Good reads this week

Instead of quoting each post separately, I wanted to try something new and see if I can manage to do a link-post each Friday with what I’ve enjoyed reading during the week.

  • Improve your UX with micro-interactions
    The best products do two things well: features and details. Features are what draw people to your product. Details are what keep them there.
  • Abstracting the Microsoft Outlook Design Process
    I love getting insight like this into how other organisations do their day-to-day work. As an industry we tend to focus so much on the results but forget to look at the process that brought us there.
  • I’m learning new tech and it’s hard
    Most of all, I falsely remember it being easy to learn HTML, CSS, and Photoshop because I wanted to learn those things. I was doing it for me, not for a job, and certainly not to keep up.
  • Taking Sunday Back
    Game of Thrones averaged two-and-a-half million viewers on average per episode in 2011, and only went up from there (the final episode had 13.6 million viewers, a far cry from something like The Big Bang Theory’s 23.4 million, but massive for a premium cable audience).
  • Hire two designers, not one
    So, here’s a crazy idea: hire two designers instead of one. Don’t start off with a single designer. Hire two at once. Don’t hire that lone person and expect them to perform miracles alone. And don’t wait until you have a years worth of budget for two people. Invest! Invest in design by kickstarting your team with two people.
  • Dear designer: Your first job
    If you are a white dude, I need you to do me a favor: If you’re in a meeting and Maria is talking and Kevin from Engineering interrupts her, I want you to turn to Kevin and say, “Shut the fuck up, Kevin. I want to hear what Maria has to say.”

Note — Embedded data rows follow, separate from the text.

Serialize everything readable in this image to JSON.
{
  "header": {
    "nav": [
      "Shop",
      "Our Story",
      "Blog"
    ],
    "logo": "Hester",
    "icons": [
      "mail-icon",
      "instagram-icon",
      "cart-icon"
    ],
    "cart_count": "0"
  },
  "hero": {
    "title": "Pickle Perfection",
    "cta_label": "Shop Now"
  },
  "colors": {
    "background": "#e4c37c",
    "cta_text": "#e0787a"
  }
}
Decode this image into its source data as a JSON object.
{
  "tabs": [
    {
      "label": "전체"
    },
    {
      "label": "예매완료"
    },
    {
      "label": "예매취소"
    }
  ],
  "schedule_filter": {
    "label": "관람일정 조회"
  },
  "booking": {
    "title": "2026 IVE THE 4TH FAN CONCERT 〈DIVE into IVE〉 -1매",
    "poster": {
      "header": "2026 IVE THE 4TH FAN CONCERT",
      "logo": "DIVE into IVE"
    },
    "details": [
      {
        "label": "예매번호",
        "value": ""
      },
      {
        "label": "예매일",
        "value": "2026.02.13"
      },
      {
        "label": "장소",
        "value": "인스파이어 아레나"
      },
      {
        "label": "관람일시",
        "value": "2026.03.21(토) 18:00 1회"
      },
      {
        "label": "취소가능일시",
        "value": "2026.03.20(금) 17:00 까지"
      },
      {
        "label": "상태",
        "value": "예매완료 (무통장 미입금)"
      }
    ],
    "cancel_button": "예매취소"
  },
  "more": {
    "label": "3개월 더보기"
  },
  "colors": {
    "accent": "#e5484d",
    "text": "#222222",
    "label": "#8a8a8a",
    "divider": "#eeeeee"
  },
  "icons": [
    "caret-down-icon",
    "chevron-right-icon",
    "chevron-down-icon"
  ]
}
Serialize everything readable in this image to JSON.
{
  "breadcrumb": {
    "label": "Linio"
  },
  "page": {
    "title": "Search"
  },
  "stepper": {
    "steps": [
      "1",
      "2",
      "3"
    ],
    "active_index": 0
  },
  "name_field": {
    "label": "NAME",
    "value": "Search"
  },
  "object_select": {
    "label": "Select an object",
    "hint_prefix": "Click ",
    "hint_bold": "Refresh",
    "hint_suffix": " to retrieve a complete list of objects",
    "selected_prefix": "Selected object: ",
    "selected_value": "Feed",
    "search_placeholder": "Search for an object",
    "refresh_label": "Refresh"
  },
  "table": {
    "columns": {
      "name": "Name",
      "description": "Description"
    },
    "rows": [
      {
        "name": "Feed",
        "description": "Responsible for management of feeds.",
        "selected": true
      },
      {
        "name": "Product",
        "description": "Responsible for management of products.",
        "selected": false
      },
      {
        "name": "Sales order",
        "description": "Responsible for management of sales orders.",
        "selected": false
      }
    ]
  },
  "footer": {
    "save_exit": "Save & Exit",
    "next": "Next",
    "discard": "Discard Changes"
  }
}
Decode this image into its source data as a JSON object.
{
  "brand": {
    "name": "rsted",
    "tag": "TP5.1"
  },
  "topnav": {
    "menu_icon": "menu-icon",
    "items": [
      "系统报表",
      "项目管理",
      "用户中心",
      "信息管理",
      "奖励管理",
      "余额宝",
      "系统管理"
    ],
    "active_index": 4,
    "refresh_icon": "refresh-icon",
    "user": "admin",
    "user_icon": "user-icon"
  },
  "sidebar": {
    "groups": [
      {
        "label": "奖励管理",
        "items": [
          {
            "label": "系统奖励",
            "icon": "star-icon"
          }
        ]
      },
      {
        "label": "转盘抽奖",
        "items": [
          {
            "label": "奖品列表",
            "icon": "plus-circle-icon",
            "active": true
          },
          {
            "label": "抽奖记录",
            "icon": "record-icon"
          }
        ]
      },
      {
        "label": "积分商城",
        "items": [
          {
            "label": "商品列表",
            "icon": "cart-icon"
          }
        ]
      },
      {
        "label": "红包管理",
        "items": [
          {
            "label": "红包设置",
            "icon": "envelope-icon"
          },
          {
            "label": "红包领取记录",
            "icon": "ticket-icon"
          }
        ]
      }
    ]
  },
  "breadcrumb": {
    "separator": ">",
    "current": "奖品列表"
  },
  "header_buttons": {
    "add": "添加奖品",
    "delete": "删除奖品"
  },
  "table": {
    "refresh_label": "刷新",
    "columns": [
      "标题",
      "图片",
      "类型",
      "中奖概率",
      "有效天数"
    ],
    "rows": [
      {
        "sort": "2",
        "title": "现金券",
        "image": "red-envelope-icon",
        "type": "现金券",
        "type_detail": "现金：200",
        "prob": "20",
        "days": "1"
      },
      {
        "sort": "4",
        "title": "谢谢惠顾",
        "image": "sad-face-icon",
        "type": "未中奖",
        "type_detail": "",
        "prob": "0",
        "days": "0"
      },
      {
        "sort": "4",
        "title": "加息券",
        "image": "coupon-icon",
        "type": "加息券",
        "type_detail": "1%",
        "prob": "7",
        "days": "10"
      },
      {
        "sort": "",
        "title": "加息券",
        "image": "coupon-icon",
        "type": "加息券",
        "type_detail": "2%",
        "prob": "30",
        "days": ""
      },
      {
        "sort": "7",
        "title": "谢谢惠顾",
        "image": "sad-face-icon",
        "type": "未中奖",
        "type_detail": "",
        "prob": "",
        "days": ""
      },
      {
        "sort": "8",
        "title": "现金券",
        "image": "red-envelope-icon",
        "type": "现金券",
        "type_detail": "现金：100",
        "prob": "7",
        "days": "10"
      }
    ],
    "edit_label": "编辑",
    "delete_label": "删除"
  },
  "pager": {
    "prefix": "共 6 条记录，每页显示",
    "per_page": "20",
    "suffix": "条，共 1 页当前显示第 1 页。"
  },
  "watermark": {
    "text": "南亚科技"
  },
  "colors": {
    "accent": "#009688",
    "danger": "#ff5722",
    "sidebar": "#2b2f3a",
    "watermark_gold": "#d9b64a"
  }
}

  • How Data (and Some Breathtaking Soccer) Brought Liverpool to the Cusp of Glory
    Analytics has famously influenced the tactics in professional baseball and basketball in recent years. Ultimately, it may have just as great an impact on soccer, which traditionally hasn’t relied on statistics to figure out much of anything. Graham, who earned a doctorate in theoretical physics at Cambridge, built his own database to track the progress of more than 100,000 players from around the world. By recommending which of them Liverpool should try to acquire, and then how the new arrivals should be used, he has helped the club, once soccer’s most glamorous and successful, return to the cusp of glory.
  • I was wrong about the iPad Pro
    What I’ve discovered this time around is a sense of delight from the iPad that I hadn’t really seen in technology for a while. Essentially, I liked the iPad because, despite its restrictions and rigidity, it actually helps me get more work done.